Résumé de la décision
La SARL Beaumanoir a contesté l'arrêté du 30 novembre 2016, qui accordait un permis de construire à M. B pour un hôtel à Biarritz. Après un rejet de sa demande par le tribunal administratif de Pau, la cour administrative d'appel de Bordeaux a partiellement annulé cet arrêté, tout en permettant une régularisation des illégalités constatées. La SARL Beaumanoir a alors formé un pourvoi en cassation devant le Conseil d'État, qui a décidé de ne pas admettre ce pourvoi, considérant que les moyens soulevés n'étaient pas de nature à permettre son admission.
Arguments pertinents
1. Erreur de droit sur la régularisation : La SARL Beaumanoir a soutenu que la cour avait commis une erreur en considérant que le vice d'incompétence du permis initial avait été régularisé par le permis modificatif, qui ne portait que sur des modifications mineures. Le Conseil d'État a jugé que ce moyen n'était pas suffisant pour admettre le pourvoi.
2. Dénaturation des faits : Plusieurs moyens invoqués par la SARL Beaumanoir reposaient sur l'argument que la cour avait dénaturé les faits en estimant que les modifications apportées au projet n'avaient pas changé sa nature.

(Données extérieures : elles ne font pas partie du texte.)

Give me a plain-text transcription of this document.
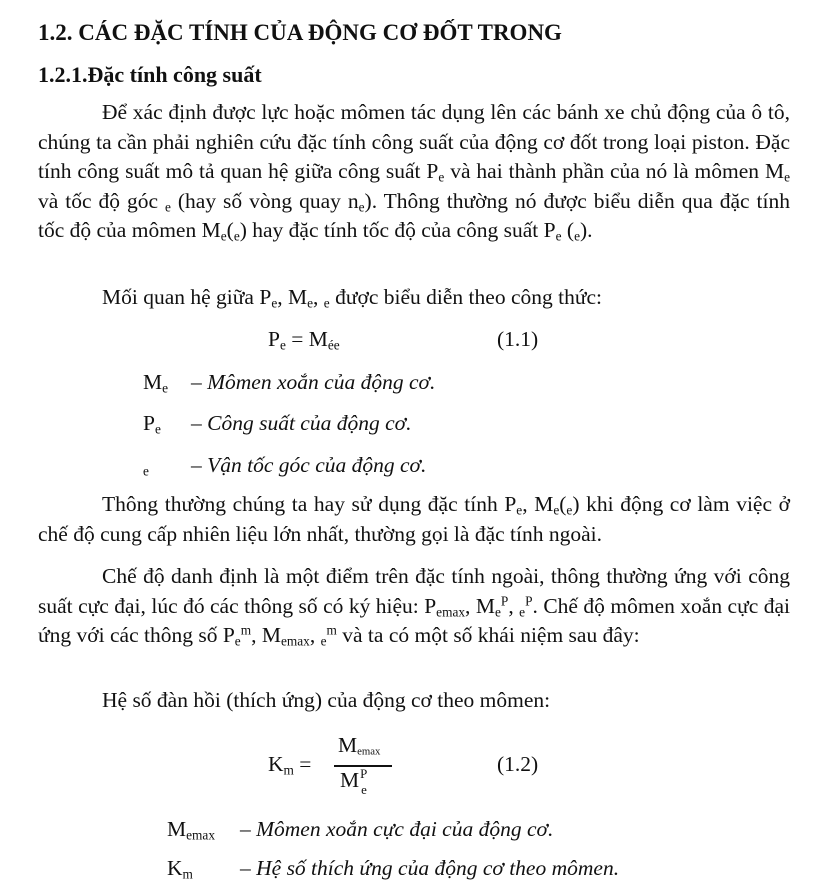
1.2. CÁC ĐẶC TÍNH CỦA ĐỘNG CƠ ĐỐT TRONG
1.2.1.Đặc tính công suất
Để xác định được lực hoặc mômen tác dụng lên các bánh xe chủ động của ô tô, chúng ta cần phải nghiên cứu đặc tính công suất của động cơ đốt trong loại piston. Đặc tính công suất mô tả quan hệ giữa công suất $P_e$ và hai thành phần của nó là mômen $M_e$ và tốc độ góc $_e$ (hay số vòng quay $n_e$). Thông thường nó được biểu diễn qua đặc tính tốc độ của mômen $M_e(_e)$ hay đặc tính tốc độ của công suất $P_e$ $(_e)$.
Mối quan hệ giữa $P_e$, $M_e$, $_e$ được biểu diễn theo công thức:
$P_e = M_{éе}$	(1.1)
$M_e$ – Mômen xoắn của động cơ.
$P_e$ – Công suất của động cơ.
$_e$ – Vận tốc góc của động cơ.
Thông thường chúng ta hay sử dụng đặc tính $P_e$, $M_e(_e)$ khi động cơ làm việc ở chế độ cung cấp nhiên liệu lớn nhất, thường gọi là đặc tính ngoài.
Chế độ danh định là một điểm trên đặc tính ngoài, thông thường ứng với công suất cực đại, lúc đó các thông số có ký hiệu: $P_{emax}$, $M_e^P$, $_e^P$. Chế độ mômen xoắn cực đại ứng với các thông số $P_e^m$, $M_{emax}$, $_e^m$ và ta có một số khái niệm sau đây:
Hệ số đàn hồi (thích ứng) của động cơ theo mômen:
$K_m$ =
$M_{emax}$
M P
e
(1.2)
$M_{emax}$ – Mômen xoắn cực đại của động cơ.
$K_m$ – Hệ số thích ứng của động cơ theo mômen.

Le Conseil d'État a également rejeté ces arguments, considérant qu'ils ne justifiaient pas l'admission du pourvoi.
3. Insuffisance de motivation : La SARL a également critiqué l'insuffisance de motivation de l'arrêt, notamment en ce qui concerne l'appréciation des prescriptions du permis de construire. Le Conseil d'État a estimé que ces critiques ne constituaient pas des moyens sérieux.
Interprétations et citations légales
1. Code de justice administrative - Article L. 822-1 : Cet article stipule que "le pourvoi en cassation devant le Conseil d'État fait l'objet d'une procédure préalable d'admission". Le Conseil d'État a appliqué cette disposition pour évaluer la recevabilité du pourvoi de la SARL Beaumanoir, en concluant que les moyens soulevés n'étaient pas fondés sur des arguments sérieux.
2. Régularisation des illégalités : La cour administrative d'appel a jugé que certaines illégalités pouvaient être régularisées, ce qui est en accord avec la jurisprudence qui admet la possibilité de régularisation des vices affectant les permis de construire, tant que cela ne change pas la nature du projet.
3. Dénaturation des faits : Le Conseil d'État a rappelé que la cour administrative d'appel dispose d'un large pouvoir d'appréciation des faits, et que les critiques de la SARL Beaumanoir sur la dénaturation des faits n'étaient pas suffisantes pour remettre en cause cette appréciation.
En conclusion, le Conseil d'État a rejeté le pourvoi de la SARL Beaumanoir, considérant que les moyens soulevés n'étaient pas de nature à justifier une admission, conformément aux exigences de l'article L. 822-1 du code de justice administrative.